Le service – parfois un poil imprécis le soir de notre visite – se montre d’une immense gentillesse. Et François Gauthier, le sommelier, vous conseillera avec élégance et discrétion quelques beaux crus tirés de la carte encyclopédique dont il est le maître.

Le voyage commence tout en légèreté et en finesse avec une succession de mises en bouche délicieuses: lisette (petit maquereau), espuma d’agrumes, puis burrata et dent-de-lion confite au citron annoncent un grand repas. Il commence avec ce croustillant de homard bleu à la cuisson parfaite, que vient sublimer le chou rouge au polypode commun (plante de la famille des fougères). Puis viennent ces Saint-Jacques que le chef parfume délicatement de flouve (graminée) et d’un velours de morilles goûteuses à souhait. On monte encore d’un cran avec ce turbot à la cuisson inégalable, accompagné de moelle, de beurre fumé et d’une émulsion d’oursins. Visuellement superbe, culinairement parfait, gustativement déconcertant, on en redemande! Et on est entendu, puisque arrive une autre merveille: des donuts de foie gras de canard à l’impeccable consistance, relevés d’un consommé au Vino Santo à la concentration parfaite et de betterave rouge aromatisée au café. Un peu plus classique mais néanmoins superbement réalisé, le filet mignon de veau – quel tendreté! – est servi confit à l’huile d’olive et au lierre terrestre.

A l’heure des fromages, les hôtes les plus classiques pourront choisir parmi les pâtes parfaitement affinées sur l’immense chariot de la maison. Les plus téméraires choisiront la fondue revisitée servie «dans tous ses états» par le chef.

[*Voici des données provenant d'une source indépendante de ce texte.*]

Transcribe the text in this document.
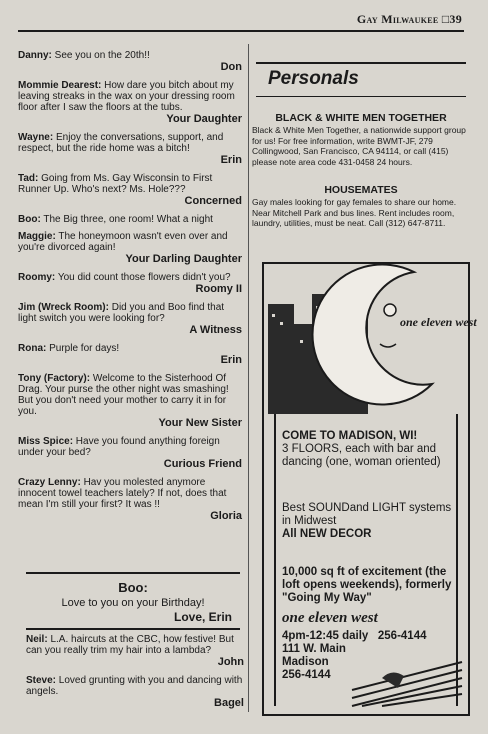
Gay Milwaukee □39
Danny: See you on the 20th!!
Don
Mommie Dearest: How dare you bitch about my leaving streaks in the wax on your dressing room floor after I saw the floors at the tubs.
Your Daughter
Wayne: Enjoy the conversations, support, and respect, but the ride home was a bitch!
Erin
Tad: Going from Ms. Gay Wisconsin to First Runner Up. Who's next? Ms. Hole???
Concerned
Boo: The Big three, one room! What a night
Maggie: The honeymoon wasn't even over and you're divorced again!
Your Darling Daughter
Roomy: You did count those flowers didn't you?
Roomy II
Jim (Wreck Room): Did you and Boo find that light switch you were looking for?
A Witness
Rona: Purple for days!
Erin
Tony (Factory): Welcome to the Sisterhood Of Drag. Your purse the other night was smashing! But you don't need your mother to carry it in for you.
Your New Sister
Miss Spice: Have you found anything foreign under your bed?
Curious Friend
Crazy Lenny: Hav you molested anymore innocent towel teachers lately? If not, does that mean I'm still your first? It was !!
Gloria
Boo:
Love to you on your Birthday!
Love, Erin
Neil: L.A. haircuts at the CBC, how festive! But can you really trim my hair into a lambda?
John
Steve: Loved grunting with you and dancing with angels.
Bagel
Personals
BLACK & WHITE MEN TOGETHER
Black & White Men Together, a nationwide support group for us! For free information, write BWMT-JF, 279 Collingwood, San Francisco, CA 94114, or call (415) please note area code 431-0458 24 hours.
HOUSEMATES
Gay males looking for gay females to share our home. Near Mitchell Park and bus lines. Rent includes room, laundry, utilities, must be neat. Call (312) 647-8711.
one eleven west
COME TO MADISON, WI!
3 FLOORS, each with bar and dancing (one, woman oriented)
Best SOUNDand LIGHT systems in Midwest
All NEW DECOR
10,000 sq ft of excitement (the loft opens weekends), formerly "Going My Way"
one eleven west
4pm-12:45 daily 256-4144
111 W. Main
Madison
256-4144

Conscient qu’il nous a fait virevolter vers des sommets, Carlo Crisci sait se montrer clément à l’heure du dessert. Avec cette mangue infusée à la verveine, il propose un modèle de fraîcheur et de légèreté qui ravit les papilles dans un dernier feu d’artifice.

Au moment du café, il est encore temps de se délecter de quelques exquis chocolats maison avant de rentrer chez soi des étoiles plein les yeux, conscient que l’on a assisté à une expérience culinaire inoubliable.